E este imobilismo, contribuiu em grande parte para este crescimento. Sobretudo
se considerarmos que o mesmo foi introduzido em território romano, também com o
auxilio em parte de suas autoridades logo após uma das diversas Guerras civis que a
Republica enfrentou, o que é confirmado por Jasmine Ownbey, descrevendo que
“O culto de Ísis foi estabelecido de forma, digamos, oficial em Roma, durante
o período do consulado de Sulla, em uma das inovações promovidas por este
magistrado, que buscou tornar visíveis no quadro político, as transformações
sociais, pelas quais, Roma passava. Sem duvida no principio, esta presença se
deu, como um culto privado e secreto, ou seja, pouco depois da Guerra civil,
dando-se em seguida, embora de forma progressiva, o avanço do mesmo, entre
o tecido social romano” (91-87 a.C). (2008, p. 23).

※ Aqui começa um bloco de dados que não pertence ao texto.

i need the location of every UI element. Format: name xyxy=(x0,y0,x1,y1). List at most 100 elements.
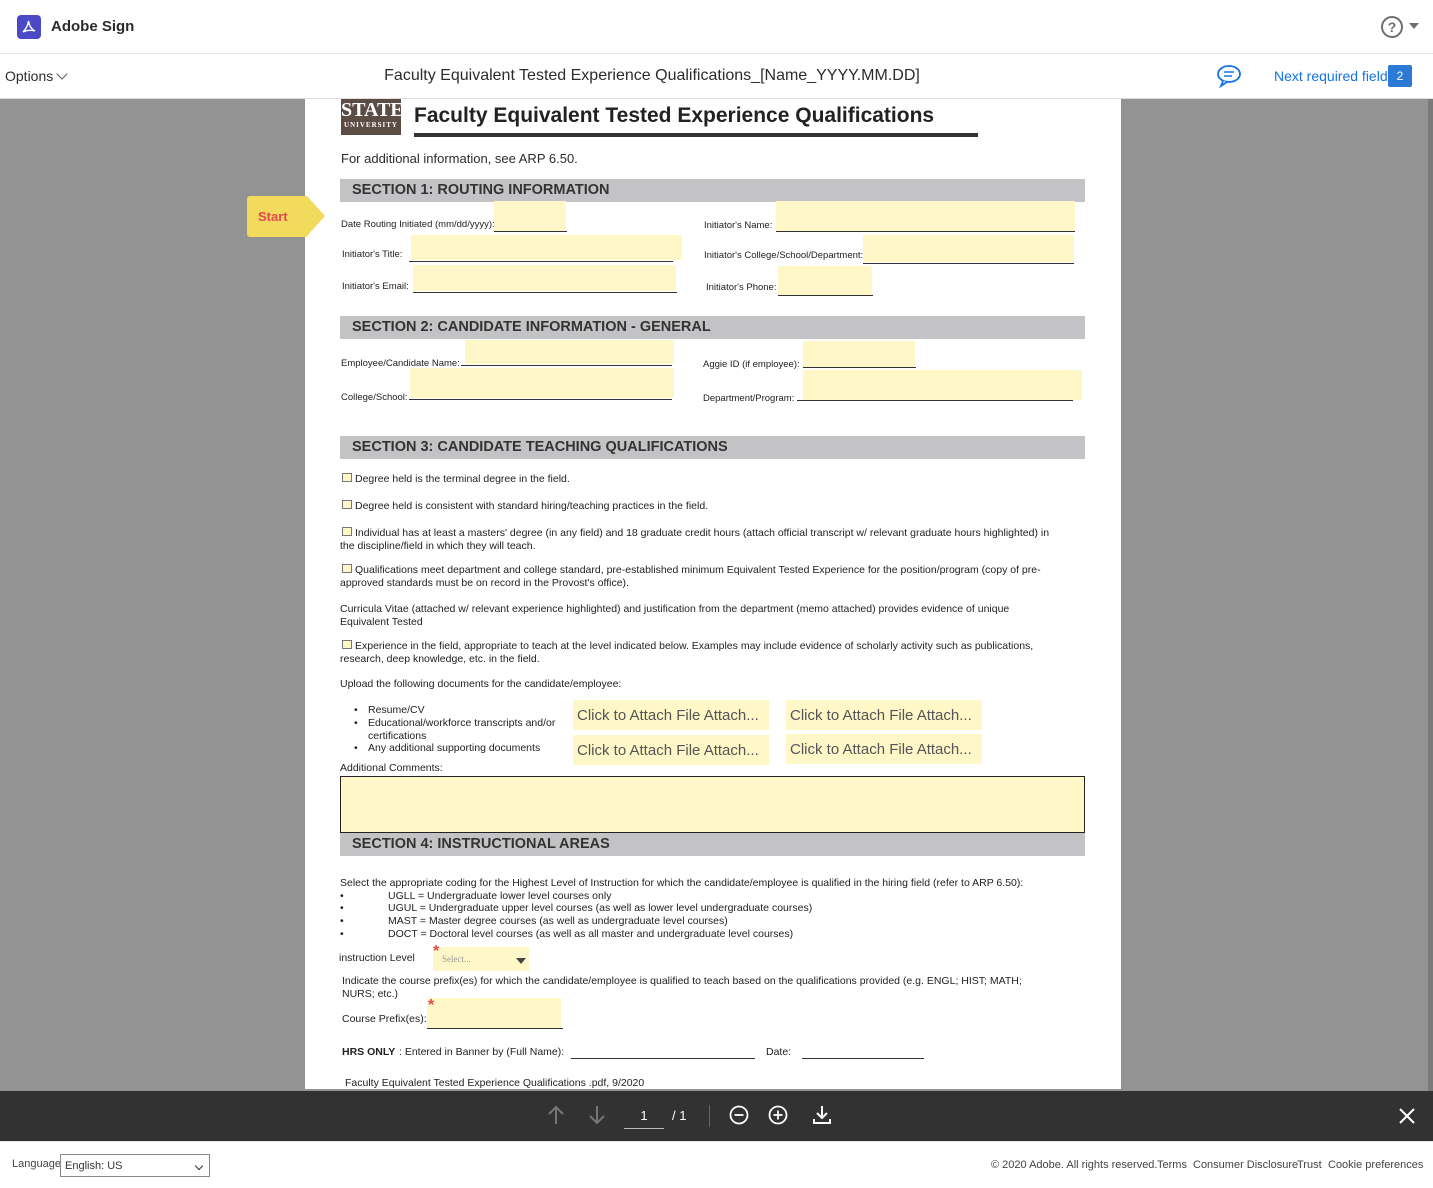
aggie-id-field[interactable] xyxy=(803,341,915,367)
instruction-level-label: instruction Level xyxy=(339,952,415,964)
date-routing-field[interactable] xyxy=(494,201,566,231)
section3-title: SECTION 3: CANDIDATE TEACHING QUALIFICAT… xyxy=(352,439,728,455)
top-bar: Adobe Sign ? xyxy=(0,0,1433,54)
code-bullet: • xyxy=(340,928,344,940)
consumer-disclosure-link[interactable]: Consumer Disclosure xyxy=(1193,1159,1298,1171)
college-underline xyxy=(409,399,672,400)
initiator-email-label: Initiator's Email: xyxy=(342,281,409,292)
scrollbar[interactable] xyxy=(1428,99,1433,1091)
trust-link[interactable]: Trust xyxy=(1297,1159,1322,1171)
department-field[interactable] xyxy=(803,370,1082,400)
code-bullet: • xyxy=(340,915,344,927)
viewer-toolbar: 1 / 1 xyxy=(0,1091,1433,1141)
doc-additional: Any additional supporting documents xyxy=(368,742,541,754)
course-prefix-field[interactable] xyxy=(427,998,561,1028)
initiator-phone-field[interactable] xyxy=(778,266,872,295)
close-icon[interactable] xyxy=(1398,1107,1416,1125)
initiator-college-field[interactable] xyxy=(863,235,1074,262)
instruction-level-select[interactable]: * Select... xyxy=(433,943,529,971)
toolbar-divider xyxy=(709,1105,710,1127)
section1-title: SECTION 1: ROUTING INFORMATION xyxy=(352,182,610,198)
department-underline xyxy=(797,400,1073,401)
language-select[interactable]: English: US xyxy=(60,1154,210,1177)
initiator-name-field[interactable] xyxy=(776,201,1075,231)
masters-degree-checkbox[interactable] xyxy=(342,527,352,536)
next-page-icon[interactable] xyxy=(587,1104,607,1126)
help-menu-caret-icon[interactable] xyxy=(1409,23,1419,29)
cv-evidence-text: Curricula Vitae (attached w/ relevant ex… xyxy=(340,603,1010,615)
attach-file-button[interactable]: Click to Attach File Attach... xyxy=(786,734,982,764)
document-header-bar: Options Faculty Equivalent Tested Experi… xyxy=(0,54,1433,99)
doc-bullet: • xyxy=(354,717,358,729)
initiator-title-label: Initiator's Title: xyxy=(342,249,403,260)
select-placeholder: Select... xyxy=(442,954,471,964)
additional-info-text: For additional information, see ARP 6.50… xyxy=(341,151,578,166)
candidate-name-underline xyxy=(461,365,672,366)
hrs-name-underline xyxy=(571,1058,755,1059)
hrs-date-label: Date: xyxy=(766,1046,792,1058)
previous-page-icon[interactable] xyxy=(546,1104,566,1126)
document-title: Faculty Equivalent Tested Experience Qua… xyxy=(384,67,920,84)
code-doct: DOCT = Doctoral level courses (as well a… xyxy=(388,928,794,940)
instruction-intro-text: Select the appropriate coding for the Hi… xyxy=(340,877,1024,889)
attach-file-button[interactable]: Click to Attach File Attach... xyxy=(573,700,769,730)
next-required-field-link[interactable]: Next required field xyxy=(1274,68,1388,84)
upload-intro-text: Upload the following documents for the c… xyxy=(340,678,622,690)
logo-text-state: STATE xyxy=(341,99,401,121)
initiator-email-underline xyxy=(413,292,677,293)
start-label: Start xyxy=(258,209,288,224)
initiator-college-underline xyxy=(863,263,1074,264)
course-prefix-intro-line2: NURS; etc.) xyxy=(342,988,399,1000)
college-label: College/School: xyxy=(341,392,408,403)
additional-comments-field[interactable] xyxy=(340,776,1085,833)
doc-bullet: • xyxy=(354,742,358,754)
field-experience-checkbox[interactable] xyxy=(342,640,352,649)
brand-name: Adobe Sign xyxy=(51,18,135,35)
page-number-input[interactable]: 1 xyxy=(624,1103,664,1129)
section2-header: SECTION 2: CANDIDATE INFORMATION - GENER… xyxy=(340,316,1085,339)
initiator-title-field[interactable] xyxy=(411,235,682,260)
college-field[interactable] xyxy=(410,368,674,398)
page-footer: Language English: US © 2020 Adobe. All r… xyxy=(0,1141,1433,1188)
terms-link[interactable]: Terms xyxy=(1157,1159,1187,1171)
initiator-name-underline xyxy=(776,231,1075,232)
attach-file-button[interactable]: Click to Attach File Attach... xyxy=(786,700,982,730)
required-field-count-badge[interactable]: 2 xyxy=(1388,65,1412,87)
dept-standard-text-line2: approved standards must be on record in … xyxy=(340,577,629,589)
comment-icon[interactable] xyxy=(1216,64,1242,88)
code-ugul: UGUL = Undergraduate upper level courses… xyxy=(388,902,813,914)
date-routing-label: Date Routing Initiated (mm/dd/yyyy): xyxy=(341,219,495,230)
course-prefix-intro: Indicate the course prefix(es) for which… xyxy=(342,975,1022,987)
logo-text-university: UNIVERSITY xyxy=(344,121,398,129)
required-marker: * xyxy=(433,943,440,960)
course-prefix-label: Course Prefix(es): xyxy=(342,1013,427,1025)
initiator-email-field[interactable] xyxy=(413,265,676,291)
pdf-page: STATE UNIVERSITY Faculty Equivalent Test… xyxy=(305,99,1121,1089)
cookie-preferences-link[interactable]: Cookie preferences xyxy=(1328,1159,1423,1171)
adobe-sign-logo-icon xyxy=(17,15,41,39)
candidate-name-field[interactable] xyxy=(465,340,674,364)
doc-resume: Resume/CV xyxy=(368,704,425,716)
dept-standard-checkbox[interactable] xyxy=(342,564,352,573)
code-bullet: • xyxy=(340,890,344,902)
copyright-text: © 2020 Adobe. All rights reserved. xyxy=(991,1159,1158,1171)
university-logo: STATE UNIVERSITY xyxy=(341,99,401,135)
attach-file-button[interactable]: Click to Attach File Attach... xyxy=(573,735,769,765)
standard-practice-checkbox[interactable] xyxy=(342,500,352,509)
department-label: Department/Program: xyxy=(703,393,795,404)
zoom-in-icon[interactable] xyxy=(767,1104,789,1126)
help-icon[interactable]: ? xyxy=(1381,16,1403,38)
start-tag[interactable]: Start xyxy=(247,196,325,237)
initiator-phone-label: Initiator's Phone: xyxy=(706,282,777,293)
code-mast: MAST = Master degree courses (as well as… xyxy=(388,915,728,927)
download-icon[interactable] xyxy=(812,1104,832,1126)
hrs-date-underline xyxy=(802,1058,924,1059)
field-experience-text: Experience in the field, appropriate to … xyxy=(355,640,1034,652)
app-root: Adobe Sign ? Options Faculty Equivalent … xyxy=(0,0,1433,1188)
cv-evidence-text-line2: Equivalent Tested xyxy=(340,616,423,628)
zoom-out-icon[interactable] xyxy=(728,1104,750,1126)
terminal-degree-checkbox[interactable] xyxy=(342,473,352,482)
dropdown-arrow-icon xyxy=(516,958,526,964)
section3-header: SECTION 3: CANDIDATE TEACHING QUALIFICAT… xyxy=(340,436,1085,459)
doc-transcripts: Educational/workforce transcripts and/or xyxy=(368,717,556,729)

Desta forma, temos a confirmação de que este culto, não deve ser visto, enquanto
um elemento estranho a esta grande cidade romana, e que portanto a fulguração do Culto
de Ísis, verificada, posteriormente, nos séculos I a.C e I. d.C , não só em Pompéia, mas
na própria Roma, onde se localizava o Iseum3. Desta perspectiva, temos ciência de que a
entrada de deidades estrangeiras, como Ísis, refletiu não apenas a política assimilacionista
executada ao longe de toda a História da urbe, mas também a expansão territorial de
Roma, pelo Mediterrâneo, em especial em direção ao Leste, onde seu contato com as
cidades gregas, introduziu entre seus soldados e mercadores o helenismo, dentro do qual,
estavam contidos os cultos Orientais de Mistério, com destaque para o Culto a Ísis.
Sob esta perspectiva, sabemos que havia também, por parte das autoridades
romanas, a intrínseca desconfiança dos patrícios, lideres de famílias mais antigas e
tradicionais, em relação a todos os elementos culturais e religiosos vindos do exterior,
cuja reação mais hostil, foi a notória perseguição e banimento ainda que temporário do
3 Como era chamado o Templo dedicado a esta deusa na Urbs.
Culto á Baco. E o Culto a Ísis, embora seja uma deidade estrangeira, encontrou acolhida
entre a Plebe, e após isso, entre os patrícios e figuras importantes da cidade.
Assim, podemos afirmar que Ísis não era de fato, uma deusa estrangeira, mas sim
uma divindade romana de origem estrangeira, fato que sua assimilação se deu de forma
intensa e continua, por mais de um século.